TEMYİZ EDENİN İDDİALARI: Davalı idare tarafından, davacının idari soruşturmaya konu söylemlerinin, eleştiri sınırları içerisinde kabul edilemeyeceğinden verilen disiplin cezasının hukuka uygun olduğu, ısrar kararının bozulması gerektiği ileri sürülmektedir.
KARŞI TARAFIN SAVUNMASI: Davacı tarafından, savunma verilmemiştir.
DANIŞTAY TETKİK HAKİMİNİN DÜŞÜNCESİ: Temyiz isteminin reddi ile İdare Mahkemesi ısrar kararının onanması gerektiği düşünülmektedir.
TÜRK MİLLETİ ADINA
Karar veren Danıştay İdari Dava Daireleri Kurulunca, Tetkik Hakiminin açıklamaları dinlendikten ve dosyadaki belgeler incelendikten sonra gereği görüşüldü:
HUKUKİ DEĞERLENDİRME:
İdare ve vergi mahkemelerinin nihai kararlarının temyizen incelenerek bozulması, 2577 sayılı İdari Yargılama Usulü Kanunu'nun 49. maddesinde yer alan;
"a) Görev ve yetki dışında bir işe bakılmış olması,
b) Hukuka aykırı karar verilmesi,
c) Usul hükümlerine uyulmamış olunması" sebeplerinden birinin varlığı halinde mümkündür.
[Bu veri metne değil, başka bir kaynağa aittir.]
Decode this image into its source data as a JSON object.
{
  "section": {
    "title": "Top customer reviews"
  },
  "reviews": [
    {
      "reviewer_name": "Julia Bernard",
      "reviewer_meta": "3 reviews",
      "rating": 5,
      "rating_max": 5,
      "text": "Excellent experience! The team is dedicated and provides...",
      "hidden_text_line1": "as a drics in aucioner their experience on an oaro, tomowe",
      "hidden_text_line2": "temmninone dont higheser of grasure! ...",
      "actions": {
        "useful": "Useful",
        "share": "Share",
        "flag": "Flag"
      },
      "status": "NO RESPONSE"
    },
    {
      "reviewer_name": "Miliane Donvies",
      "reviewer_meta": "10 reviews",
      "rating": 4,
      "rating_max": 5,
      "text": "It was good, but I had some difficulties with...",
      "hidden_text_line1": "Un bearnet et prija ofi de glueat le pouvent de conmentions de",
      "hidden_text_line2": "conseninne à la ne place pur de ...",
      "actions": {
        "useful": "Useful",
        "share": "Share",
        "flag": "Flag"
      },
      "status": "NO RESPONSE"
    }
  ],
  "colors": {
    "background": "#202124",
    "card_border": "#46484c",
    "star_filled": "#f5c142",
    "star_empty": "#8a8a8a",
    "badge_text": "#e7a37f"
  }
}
Temyizen incelenen karar usul ve hukuka uygun olup, temyiz dilekçesinde ileri sürülen iddialar kararın bozulmasını gerektirecek nitelikte görülmemiştir.
KARAR SONUCU:
Açıklanan nedenlerle;
1. Davalı idarenin temyiz isteminin reddine,
2. Dava konusu işlemin yukarıda özetlenen gerekçeyle iptaline ilişkin .... İdare Mahkemesinin temyize konu ... tarih ve E:..., K:... sayılı ısrar kararının ONANMASINA,
3. Bu kararın tebliğ tarihini izleyen günden itibaren 15 (onbeş) gün içinde karar düzeltme yolu açık olmak üzere, 19.11.2020 tarihinde oyçokluğu ile karar verildi.
KARŞI OY
X- Davacının adına kayıtlı sosyal paylaşım sitesi Facebook hesabında, en üst disiplin amiri olan Başbakan hakkında, gezi parkı eylemleri ile ilgili paylaşımında kullandığı ifadelerin bütünü ve paylaşımın sonunda kullandığı "vicdansız Tayyip" ifadesi soruşturma raporu ile sabit olup, bu ifadelerin, eleştiri ve tahammül sınırları ile ifade özgürlüğü sınırlarını aştığı ve amirine hakaret niteliğinde bulunduğu dikkate alındığında, Kanunda bu eyleminin karşılığı olarak öngörülen disiplin cezası esas alınarak tesis olunan dava konusu işlemde hukuka aykırılık; bu işlemin iptali yolunda verilen İdare Mahkemesi kararında ise hukuka uyarlık bulunmadığından, anılan kararın bozulması gerektiği oyuyla karara katılmıyoruz.